Trois jours que cette baraque sur deux étages nous appartient, y’a du sang séché qui habille les murs et le sol un peu partout, mais c’est le temps qu’on emploi quelqu’un pour nettoyer toute la merde qu’on a causé en réclamant l’acte de propriété aux hommes de Steiner. Hors de question que je me fasse chier à le faire par moi-même, et je préfère éviter à Alex de s’emmerder avec une tâche aussi ingrate. C’est pas ce que je lui réserve comme place au sein de mon organisation, j’ai pas envie qu’il se fasse de mauvaise idée ou de foutre en l’air le début de confiance mutuelle acquis. J’oublie pas que s’il m’a suivi à la base, c’est un peu malgré lui, pour payer sa dette envers moi. On apprend encore à se connaître, voir si ça peut le faire, alors autant pas tout gâcher bêtement. — Demain, t’iras recruter deux ou trois types pour faire le ménage. Que je lâche à son attention tout en posant mon derche sur un fauteuil en cuir, déposé dans une large pièce au premier étage. Une salle dédiée à la relaxation et aux discussions légères pour les hommes de mains de Steiner, du moins c’est ce que j’imagine à en juger l’aménagement des lieux.
Par faire le ménage, mon interlocuteur aura aucun problème à savoir où je veux en venir, alors inutile de m’attarder sur des précisions inutiles. Si on s’est tout de suite débarrassé des quelques corps semés lors de notre prise, le reste pouvait attendre. Le sang séché c’est chiant à nettoyer, certes, mais comme dit, c’est pas nous qui allons nous faire chier à le faire partir. Contre quelques astras, on aura aucun de mal à trouver des malheureux désespérés qui seront ravis de se ruiner les mains en nettoyage. C'est toujours mieux que de crever de faim.

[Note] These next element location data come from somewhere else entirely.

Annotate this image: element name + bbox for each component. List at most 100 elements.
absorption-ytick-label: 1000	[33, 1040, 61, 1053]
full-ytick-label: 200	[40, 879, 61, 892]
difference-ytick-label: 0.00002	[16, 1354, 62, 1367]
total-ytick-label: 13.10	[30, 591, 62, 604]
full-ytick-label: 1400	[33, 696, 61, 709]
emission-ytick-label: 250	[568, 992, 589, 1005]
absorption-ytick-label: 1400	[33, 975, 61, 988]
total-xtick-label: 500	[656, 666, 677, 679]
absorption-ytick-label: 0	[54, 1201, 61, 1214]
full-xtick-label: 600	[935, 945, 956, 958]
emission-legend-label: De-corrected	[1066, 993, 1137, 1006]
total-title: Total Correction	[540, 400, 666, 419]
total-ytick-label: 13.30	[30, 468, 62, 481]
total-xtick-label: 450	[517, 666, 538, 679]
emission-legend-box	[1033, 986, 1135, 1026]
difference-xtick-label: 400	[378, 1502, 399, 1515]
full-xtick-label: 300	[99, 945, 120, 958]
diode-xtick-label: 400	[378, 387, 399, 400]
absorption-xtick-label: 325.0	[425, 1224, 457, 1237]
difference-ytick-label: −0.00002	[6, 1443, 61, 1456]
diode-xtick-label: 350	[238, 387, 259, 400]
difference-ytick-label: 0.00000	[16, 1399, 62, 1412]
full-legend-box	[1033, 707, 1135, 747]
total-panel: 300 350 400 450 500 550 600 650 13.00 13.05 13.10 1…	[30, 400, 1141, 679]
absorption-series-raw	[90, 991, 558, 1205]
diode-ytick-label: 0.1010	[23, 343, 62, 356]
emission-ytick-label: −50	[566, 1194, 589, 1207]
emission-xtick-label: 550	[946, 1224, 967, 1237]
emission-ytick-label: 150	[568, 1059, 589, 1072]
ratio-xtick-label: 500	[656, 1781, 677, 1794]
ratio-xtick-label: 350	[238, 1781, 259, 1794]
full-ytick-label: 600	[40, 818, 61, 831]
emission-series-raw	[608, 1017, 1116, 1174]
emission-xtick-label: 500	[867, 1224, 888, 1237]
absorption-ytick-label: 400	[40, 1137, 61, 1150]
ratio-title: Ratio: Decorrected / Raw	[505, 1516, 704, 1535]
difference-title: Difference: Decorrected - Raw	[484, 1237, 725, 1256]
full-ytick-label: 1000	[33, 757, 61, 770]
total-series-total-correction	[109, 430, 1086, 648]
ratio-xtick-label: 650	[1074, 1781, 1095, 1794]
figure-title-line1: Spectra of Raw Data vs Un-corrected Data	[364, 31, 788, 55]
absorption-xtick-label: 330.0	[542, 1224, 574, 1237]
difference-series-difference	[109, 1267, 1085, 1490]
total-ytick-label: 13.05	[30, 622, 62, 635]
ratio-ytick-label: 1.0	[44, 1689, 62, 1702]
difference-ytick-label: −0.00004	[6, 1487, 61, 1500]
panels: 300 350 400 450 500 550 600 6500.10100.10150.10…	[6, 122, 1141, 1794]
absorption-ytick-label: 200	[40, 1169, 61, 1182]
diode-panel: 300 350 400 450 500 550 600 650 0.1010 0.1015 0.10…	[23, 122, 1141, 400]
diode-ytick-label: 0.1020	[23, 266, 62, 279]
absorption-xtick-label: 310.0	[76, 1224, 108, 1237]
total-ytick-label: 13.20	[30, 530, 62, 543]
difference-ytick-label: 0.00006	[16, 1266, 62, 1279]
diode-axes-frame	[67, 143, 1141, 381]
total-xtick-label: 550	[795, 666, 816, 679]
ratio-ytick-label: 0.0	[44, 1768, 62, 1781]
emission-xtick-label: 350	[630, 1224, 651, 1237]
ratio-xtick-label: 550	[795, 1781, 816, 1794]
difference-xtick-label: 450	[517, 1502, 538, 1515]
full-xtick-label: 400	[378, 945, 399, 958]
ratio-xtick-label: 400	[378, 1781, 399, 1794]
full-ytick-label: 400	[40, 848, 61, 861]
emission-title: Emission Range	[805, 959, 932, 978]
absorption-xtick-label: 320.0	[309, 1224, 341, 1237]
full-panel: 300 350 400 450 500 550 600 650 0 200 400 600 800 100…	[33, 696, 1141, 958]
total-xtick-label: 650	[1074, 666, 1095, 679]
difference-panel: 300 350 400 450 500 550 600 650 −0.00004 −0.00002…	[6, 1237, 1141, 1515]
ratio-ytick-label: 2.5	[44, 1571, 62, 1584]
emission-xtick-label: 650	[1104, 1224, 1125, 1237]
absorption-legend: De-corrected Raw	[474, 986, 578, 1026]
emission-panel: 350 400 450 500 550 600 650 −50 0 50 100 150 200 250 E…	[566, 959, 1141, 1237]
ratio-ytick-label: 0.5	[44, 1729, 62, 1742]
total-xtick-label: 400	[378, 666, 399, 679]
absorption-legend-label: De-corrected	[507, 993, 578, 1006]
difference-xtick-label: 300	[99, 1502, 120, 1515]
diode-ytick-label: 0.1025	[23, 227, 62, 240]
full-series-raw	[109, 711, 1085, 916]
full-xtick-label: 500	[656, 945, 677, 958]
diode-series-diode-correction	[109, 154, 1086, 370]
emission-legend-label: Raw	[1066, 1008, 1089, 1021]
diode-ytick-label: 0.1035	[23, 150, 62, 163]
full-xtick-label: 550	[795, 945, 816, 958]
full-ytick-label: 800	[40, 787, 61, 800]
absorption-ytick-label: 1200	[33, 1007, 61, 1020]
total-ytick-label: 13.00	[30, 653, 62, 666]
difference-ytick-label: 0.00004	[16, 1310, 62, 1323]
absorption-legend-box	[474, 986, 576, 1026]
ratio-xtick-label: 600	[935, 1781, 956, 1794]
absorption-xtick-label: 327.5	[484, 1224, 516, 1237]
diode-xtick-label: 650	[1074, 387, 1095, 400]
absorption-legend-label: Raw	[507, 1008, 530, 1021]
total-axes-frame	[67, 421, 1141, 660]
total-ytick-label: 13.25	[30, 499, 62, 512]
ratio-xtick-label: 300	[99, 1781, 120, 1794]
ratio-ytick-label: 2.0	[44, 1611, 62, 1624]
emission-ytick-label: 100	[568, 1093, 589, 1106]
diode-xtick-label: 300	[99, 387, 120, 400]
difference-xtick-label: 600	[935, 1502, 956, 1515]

Dans la poche intérieure de mon long manteau en laine, j’extrais une flasque dont je dévisse le bouchon et porte le contenant à mes lèvres, buvant une grosse gorgée du whisky à l’intérieur. L’alcool me brûle délicatement la gorge, me réchauffe l’âme en même temps que mes entrailles. Mon regard se pose sur mon homme de main, une expression froide, presque morte. — Pas trop chamboulé de te retrouver dans l’ancienne baraque de ton ancien patron ? Y’a des zigues que ça pourrait retourner psychologiquement, question de loyauté et autres conneries, même si je doute que ce soit son cas. Non pas parce qu’il est le genre de salopard à ne donner sa loyauté qu’à sa poire, mais surtout parce qu’il ne m’a jamais donné l’impression d’apprécier son ancien boss. C’est souvent comme ça quand tu te retrouves forcé par le destin à devoir faire le sale boulot de quelqu’un, bosser pour lui malgré toi, un peu comme ce qui est en train de se passer ici, entre lui et moi. Alors ça m’intéresse d’avoir une réponse orale, de l’observer droit dans les yeux pendant qu’il me la délivre, surtout. Tenter de percer ce qu’il en pense réellement, en gros.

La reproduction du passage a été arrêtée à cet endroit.